Ich möchte alle Hochsensitiven, Autisten und Aspis anregen, sich zum Spezialisten bzw. zur Spezialistin in eigener Sache zu machen.
Spezialisten sind Leute, die sich mit einer Sache, einem Thema besonders gut auskennen. Diese Kenntnisse erlangt man in der Regel durch eine Ausbildung, bzw. Studium.
Daneben gibt es auch die Autodidakten, d. h. diejenigen die sich ihre Kenntnisse eigenständig erarbeiten. Ich nenne diese ‚Selberlerner‘, weil sie alle ihnen zugänglichen Medien und die Sache selbst dazu benutzen, um Kenntnisse zu bekommen. Autodidakten werden oft etwas geringschätzig betrachtet. Ihnen fehlt ja die entsprechende amtliche Qualifikation in Form eines anerkannten Abschlusszeugnisses.
Unsere Welt ist voller solcher Spezialisten. Wir brauchen sie. Nun erleben aber Hochsensitive oft und wiederholt, dass ihnen ausgerechnet von diesen Spezialisten eine amtliche Diagnose verweigert wird, die sie z. B. brauchen um auf dem Arbeitsmarkt als Behinderte vermittelbar zu sein.
Besonders für junge Arbeitssuchende ist dies wichtig, die nach einer Ausbildung im so genannten ‚ersten Arbeitsmarkt‘ unterkommen möchten.
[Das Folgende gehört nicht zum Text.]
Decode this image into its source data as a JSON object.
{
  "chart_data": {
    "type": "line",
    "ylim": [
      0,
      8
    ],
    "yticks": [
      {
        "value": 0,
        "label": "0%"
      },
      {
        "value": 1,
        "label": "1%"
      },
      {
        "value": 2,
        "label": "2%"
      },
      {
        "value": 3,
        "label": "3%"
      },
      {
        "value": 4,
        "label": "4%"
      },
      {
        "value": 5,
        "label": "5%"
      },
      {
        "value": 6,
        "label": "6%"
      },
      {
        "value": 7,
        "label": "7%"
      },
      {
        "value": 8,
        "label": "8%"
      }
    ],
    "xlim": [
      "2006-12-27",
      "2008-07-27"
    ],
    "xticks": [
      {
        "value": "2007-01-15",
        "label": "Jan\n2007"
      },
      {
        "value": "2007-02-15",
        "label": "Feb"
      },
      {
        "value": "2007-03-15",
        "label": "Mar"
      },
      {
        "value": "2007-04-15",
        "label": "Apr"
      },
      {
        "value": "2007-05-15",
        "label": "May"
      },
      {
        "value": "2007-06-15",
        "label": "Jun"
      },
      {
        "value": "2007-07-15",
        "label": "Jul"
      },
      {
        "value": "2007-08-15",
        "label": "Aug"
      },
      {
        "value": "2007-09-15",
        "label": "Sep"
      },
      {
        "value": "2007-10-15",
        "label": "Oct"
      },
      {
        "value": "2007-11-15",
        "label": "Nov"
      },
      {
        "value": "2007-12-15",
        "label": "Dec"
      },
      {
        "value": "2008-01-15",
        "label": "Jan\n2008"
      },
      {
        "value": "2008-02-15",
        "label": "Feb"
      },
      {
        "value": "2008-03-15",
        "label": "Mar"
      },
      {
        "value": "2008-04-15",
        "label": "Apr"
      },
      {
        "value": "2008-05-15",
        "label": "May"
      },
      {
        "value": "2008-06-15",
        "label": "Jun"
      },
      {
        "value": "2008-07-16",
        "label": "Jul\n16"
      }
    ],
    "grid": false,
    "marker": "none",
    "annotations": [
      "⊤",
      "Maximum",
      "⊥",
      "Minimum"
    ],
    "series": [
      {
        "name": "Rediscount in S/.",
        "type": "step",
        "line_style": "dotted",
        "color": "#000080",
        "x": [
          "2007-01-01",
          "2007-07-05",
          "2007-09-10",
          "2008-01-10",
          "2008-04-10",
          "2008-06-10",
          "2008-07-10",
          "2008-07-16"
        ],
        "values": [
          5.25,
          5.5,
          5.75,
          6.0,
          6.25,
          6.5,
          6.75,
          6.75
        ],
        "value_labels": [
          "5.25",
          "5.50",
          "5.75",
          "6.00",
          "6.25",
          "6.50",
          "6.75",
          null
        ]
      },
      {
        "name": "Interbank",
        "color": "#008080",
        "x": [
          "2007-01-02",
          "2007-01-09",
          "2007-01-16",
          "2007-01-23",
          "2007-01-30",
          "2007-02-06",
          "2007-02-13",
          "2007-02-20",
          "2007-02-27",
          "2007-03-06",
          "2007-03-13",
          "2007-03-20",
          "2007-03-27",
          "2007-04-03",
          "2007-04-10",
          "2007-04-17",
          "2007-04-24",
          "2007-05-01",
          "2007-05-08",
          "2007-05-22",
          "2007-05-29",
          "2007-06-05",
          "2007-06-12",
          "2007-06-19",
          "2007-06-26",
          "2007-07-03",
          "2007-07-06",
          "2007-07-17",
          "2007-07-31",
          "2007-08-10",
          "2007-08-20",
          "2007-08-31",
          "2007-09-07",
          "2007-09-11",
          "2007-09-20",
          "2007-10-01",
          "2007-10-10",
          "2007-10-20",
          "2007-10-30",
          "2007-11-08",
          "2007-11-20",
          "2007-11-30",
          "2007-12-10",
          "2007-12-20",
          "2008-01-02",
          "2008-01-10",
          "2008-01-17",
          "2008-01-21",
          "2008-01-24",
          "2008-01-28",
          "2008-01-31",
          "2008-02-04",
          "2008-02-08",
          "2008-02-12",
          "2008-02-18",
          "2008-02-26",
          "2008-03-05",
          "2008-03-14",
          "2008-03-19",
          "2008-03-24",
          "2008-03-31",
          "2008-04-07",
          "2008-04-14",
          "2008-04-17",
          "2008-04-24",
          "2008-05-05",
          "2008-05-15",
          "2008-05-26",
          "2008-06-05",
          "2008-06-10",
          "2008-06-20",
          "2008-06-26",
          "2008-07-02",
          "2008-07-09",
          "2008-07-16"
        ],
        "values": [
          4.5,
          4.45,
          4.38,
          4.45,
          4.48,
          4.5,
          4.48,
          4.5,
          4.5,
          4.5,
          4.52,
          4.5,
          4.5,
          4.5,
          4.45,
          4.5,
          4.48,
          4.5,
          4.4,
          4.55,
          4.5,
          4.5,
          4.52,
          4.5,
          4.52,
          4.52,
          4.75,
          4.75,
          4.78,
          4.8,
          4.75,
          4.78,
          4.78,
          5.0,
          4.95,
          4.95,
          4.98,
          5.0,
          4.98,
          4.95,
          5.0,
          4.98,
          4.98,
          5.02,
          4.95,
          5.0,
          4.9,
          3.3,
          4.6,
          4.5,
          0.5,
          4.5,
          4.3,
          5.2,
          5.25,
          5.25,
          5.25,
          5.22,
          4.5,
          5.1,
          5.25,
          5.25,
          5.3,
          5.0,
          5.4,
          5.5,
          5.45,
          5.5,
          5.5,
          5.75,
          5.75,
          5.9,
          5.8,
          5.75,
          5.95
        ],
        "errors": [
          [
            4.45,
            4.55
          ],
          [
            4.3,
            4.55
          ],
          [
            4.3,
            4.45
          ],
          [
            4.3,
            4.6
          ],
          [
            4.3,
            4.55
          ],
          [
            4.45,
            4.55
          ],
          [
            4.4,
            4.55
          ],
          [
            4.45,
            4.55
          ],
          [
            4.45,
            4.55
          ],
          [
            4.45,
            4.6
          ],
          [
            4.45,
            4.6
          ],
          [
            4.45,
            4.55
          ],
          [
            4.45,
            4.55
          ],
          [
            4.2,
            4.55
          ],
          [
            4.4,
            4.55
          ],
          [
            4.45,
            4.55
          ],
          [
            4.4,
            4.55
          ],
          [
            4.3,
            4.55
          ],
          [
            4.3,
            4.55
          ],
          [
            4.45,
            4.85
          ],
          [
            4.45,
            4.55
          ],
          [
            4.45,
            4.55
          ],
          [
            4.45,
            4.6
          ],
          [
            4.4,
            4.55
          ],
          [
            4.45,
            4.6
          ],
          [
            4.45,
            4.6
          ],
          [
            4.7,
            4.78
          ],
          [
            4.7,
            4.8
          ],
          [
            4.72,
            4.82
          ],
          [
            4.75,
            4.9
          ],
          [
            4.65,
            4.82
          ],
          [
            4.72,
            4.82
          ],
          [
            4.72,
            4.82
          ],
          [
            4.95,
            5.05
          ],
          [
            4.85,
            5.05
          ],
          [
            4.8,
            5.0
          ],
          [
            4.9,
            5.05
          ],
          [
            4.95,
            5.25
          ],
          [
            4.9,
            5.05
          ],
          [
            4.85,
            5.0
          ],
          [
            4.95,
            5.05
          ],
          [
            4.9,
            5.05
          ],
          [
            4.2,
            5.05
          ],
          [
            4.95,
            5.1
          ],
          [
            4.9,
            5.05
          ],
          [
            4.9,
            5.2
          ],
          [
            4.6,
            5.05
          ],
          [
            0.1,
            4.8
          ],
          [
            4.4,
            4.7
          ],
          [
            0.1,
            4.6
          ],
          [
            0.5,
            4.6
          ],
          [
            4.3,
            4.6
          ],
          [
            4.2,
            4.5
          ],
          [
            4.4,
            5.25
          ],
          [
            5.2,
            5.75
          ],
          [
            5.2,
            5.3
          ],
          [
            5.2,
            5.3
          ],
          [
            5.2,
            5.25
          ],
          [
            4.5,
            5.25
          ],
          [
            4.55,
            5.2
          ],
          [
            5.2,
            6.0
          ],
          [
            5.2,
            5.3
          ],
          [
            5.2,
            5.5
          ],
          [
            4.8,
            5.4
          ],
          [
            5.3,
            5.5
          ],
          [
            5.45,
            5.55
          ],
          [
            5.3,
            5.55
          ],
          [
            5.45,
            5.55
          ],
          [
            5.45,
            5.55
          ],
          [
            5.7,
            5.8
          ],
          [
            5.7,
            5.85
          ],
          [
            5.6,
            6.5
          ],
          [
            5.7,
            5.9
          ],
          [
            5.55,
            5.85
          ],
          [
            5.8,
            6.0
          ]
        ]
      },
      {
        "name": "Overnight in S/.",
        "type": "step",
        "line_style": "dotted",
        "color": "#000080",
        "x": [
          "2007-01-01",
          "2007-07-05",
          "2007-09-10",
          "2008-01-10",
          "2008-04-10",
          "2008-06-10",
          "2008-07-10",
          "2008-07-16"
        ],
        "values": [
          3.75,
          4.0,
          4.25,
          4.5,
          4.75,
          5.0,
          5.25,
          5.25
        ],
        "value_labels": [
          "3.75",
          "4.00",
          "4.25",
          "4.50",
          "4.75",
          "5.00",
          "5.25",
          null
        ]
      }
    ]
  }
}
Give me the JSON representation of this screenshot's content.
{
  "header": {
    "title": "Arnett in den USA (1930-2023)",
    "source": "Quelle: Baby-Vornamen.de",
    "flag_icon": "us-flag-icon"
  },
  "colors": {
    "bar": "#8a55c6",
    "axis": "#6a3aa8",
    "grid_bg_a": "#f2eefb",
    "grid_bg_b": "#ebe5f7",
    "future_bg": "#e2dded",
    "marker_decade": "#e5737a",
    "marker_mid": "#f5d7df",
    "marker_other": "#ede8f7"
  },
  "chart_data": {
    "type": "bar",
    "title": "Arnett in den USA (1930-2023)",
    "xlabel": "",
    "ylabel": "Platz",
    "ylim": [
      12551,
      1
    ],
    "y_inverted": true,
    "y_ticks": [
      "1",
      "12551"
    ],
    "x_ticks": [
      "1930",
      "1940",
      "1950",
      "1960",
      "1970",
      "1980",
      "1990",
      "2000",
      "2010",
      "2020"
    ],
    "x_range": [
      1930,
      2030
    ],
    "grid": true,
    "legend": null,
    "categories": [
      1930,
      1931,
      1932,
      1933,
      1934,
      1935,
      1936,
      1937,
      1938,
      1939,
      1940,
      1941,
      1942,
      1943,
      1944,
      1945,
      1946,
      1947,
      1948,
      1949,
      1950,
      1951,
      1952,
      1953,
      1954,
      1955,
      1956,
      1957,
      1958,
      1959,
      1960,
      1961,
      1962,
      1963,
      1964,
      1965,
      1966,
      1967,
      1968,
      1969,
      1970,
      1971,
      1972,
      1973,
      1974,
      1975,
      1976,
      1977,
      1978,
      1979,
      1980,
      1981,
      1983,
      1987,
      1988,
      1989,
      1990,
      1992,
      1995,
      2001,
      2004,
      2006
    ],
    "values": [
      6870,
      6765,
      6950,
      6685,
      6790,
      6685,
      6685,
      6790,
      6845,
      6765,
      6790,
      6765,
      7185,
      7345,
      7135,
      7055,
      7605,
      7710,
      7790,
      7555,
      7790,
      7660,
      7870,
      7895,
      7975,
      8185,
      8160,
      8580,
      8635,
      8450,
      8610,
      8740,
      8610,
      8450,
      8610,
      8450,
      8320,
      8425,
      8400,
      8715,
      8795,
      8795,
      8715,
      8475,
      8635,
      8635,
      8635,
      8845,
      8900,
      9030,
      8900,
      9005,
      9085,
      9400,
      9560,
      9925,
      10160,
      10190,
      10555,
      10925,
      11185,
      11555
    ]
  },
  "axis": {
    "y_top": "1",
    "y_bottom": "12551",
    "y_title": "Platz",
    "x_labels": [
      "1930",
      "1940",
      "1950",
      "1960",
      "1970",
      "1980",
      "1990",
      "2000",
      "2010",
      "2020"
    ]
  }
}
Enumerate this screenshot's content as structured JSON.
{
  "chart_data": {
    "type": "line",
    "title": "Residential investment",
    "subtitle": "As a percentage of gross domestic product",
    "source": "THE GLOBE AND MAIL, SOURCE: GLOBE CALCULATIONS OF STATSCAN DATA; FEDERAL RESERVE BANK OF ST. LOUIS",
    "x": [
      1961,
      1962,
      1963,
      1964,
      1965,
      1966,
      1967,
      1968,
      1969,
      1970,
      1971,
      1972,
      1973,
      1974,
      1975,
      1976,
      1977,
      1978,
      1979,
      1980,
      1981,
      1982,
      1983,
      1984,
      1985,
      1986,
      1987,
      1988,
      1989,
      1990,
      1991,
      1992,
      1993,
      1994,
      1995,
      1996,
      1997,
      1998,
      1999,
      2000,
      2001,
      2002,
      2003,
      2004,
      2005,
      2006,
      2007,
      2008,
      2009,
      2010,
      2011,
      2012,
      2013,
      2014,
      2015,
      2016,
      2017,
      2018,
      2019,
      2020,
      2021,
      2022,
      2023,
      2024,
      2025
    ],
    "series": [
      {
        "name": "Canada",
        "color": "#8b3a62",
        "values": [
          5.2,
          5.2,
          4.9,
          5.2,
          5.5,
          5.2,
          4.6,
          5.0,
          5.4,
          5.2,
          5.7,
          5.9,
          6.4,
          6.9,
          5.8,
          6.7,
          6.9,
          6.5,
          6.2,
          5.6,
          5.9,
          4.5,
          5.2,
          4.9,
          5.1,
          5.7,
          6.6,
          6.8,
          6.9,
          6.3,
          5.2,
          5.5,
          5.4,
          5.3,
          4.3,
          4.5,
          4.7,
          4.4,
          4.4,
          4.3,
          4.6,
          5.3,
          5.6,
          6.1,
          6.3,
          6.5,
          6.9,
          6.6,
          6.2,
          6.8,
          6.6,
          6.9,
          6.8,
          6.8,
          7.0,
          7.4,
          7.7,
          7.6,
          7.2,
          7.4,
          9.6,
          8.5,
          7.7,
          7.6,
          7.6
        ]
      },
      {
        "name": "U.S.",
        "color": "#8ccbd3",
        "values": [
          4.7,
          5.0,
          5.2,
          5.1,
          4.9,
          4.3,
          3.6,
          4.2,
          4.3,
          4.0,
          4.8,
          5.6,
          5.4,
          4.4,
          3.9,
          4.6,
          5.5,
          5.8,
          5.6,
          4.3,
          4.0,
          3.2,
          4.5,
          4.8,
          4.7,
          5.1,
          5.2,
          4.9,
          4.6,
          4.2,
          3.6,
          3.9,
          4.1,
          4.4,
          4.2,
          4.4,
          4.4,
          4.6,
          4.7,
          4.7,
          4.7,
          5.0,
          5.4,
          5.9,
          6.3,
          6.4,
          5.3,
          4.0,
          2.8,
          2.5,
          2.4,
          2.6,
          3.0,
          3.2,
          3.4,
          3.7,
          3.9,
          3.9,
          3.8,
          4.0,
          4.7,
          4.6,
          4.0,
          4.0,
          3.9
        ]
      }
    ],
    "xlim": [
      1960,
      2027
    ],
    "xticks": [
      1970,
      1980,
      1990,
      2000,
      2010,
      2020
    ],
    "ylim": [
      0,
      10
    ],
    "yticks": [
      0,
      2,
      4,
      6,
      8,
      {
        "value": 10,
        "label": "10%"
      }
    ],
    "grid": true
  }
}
Seit einigen Jahren etablieren sich auf dem privaten Arbeitsvermittlungsmarkt zunehmend Unternehmen, die hier den Betroffenen für bestimmte Berufsbereiche (v. a. IT-Branche) Vermittlungsangebote machen und Eingliederungshilfen ins Berufsleben anbieten.
Das ist auch gut und schön.
Es zeigt aber auch, dass Hochsensitiven, Autisten und Aspis nachdem sie schon während der Schule und Ausbildung mit ihrem Handicap eine Reihe von Nachteilen in Kauf nehmen und selber ausräumen mussten, nun auch noch beim Eintritt ins Berufsleben vor Schwierigkeiten stehen, die andere nicht haben. Dazu gehört u. a. die Anerkennung als Behinderter. Nur wenn diese Anerkennung amtlich beglaubigt vorliegt, kann das Arbeitsamt im Sinne des Betroffenen tätig werden.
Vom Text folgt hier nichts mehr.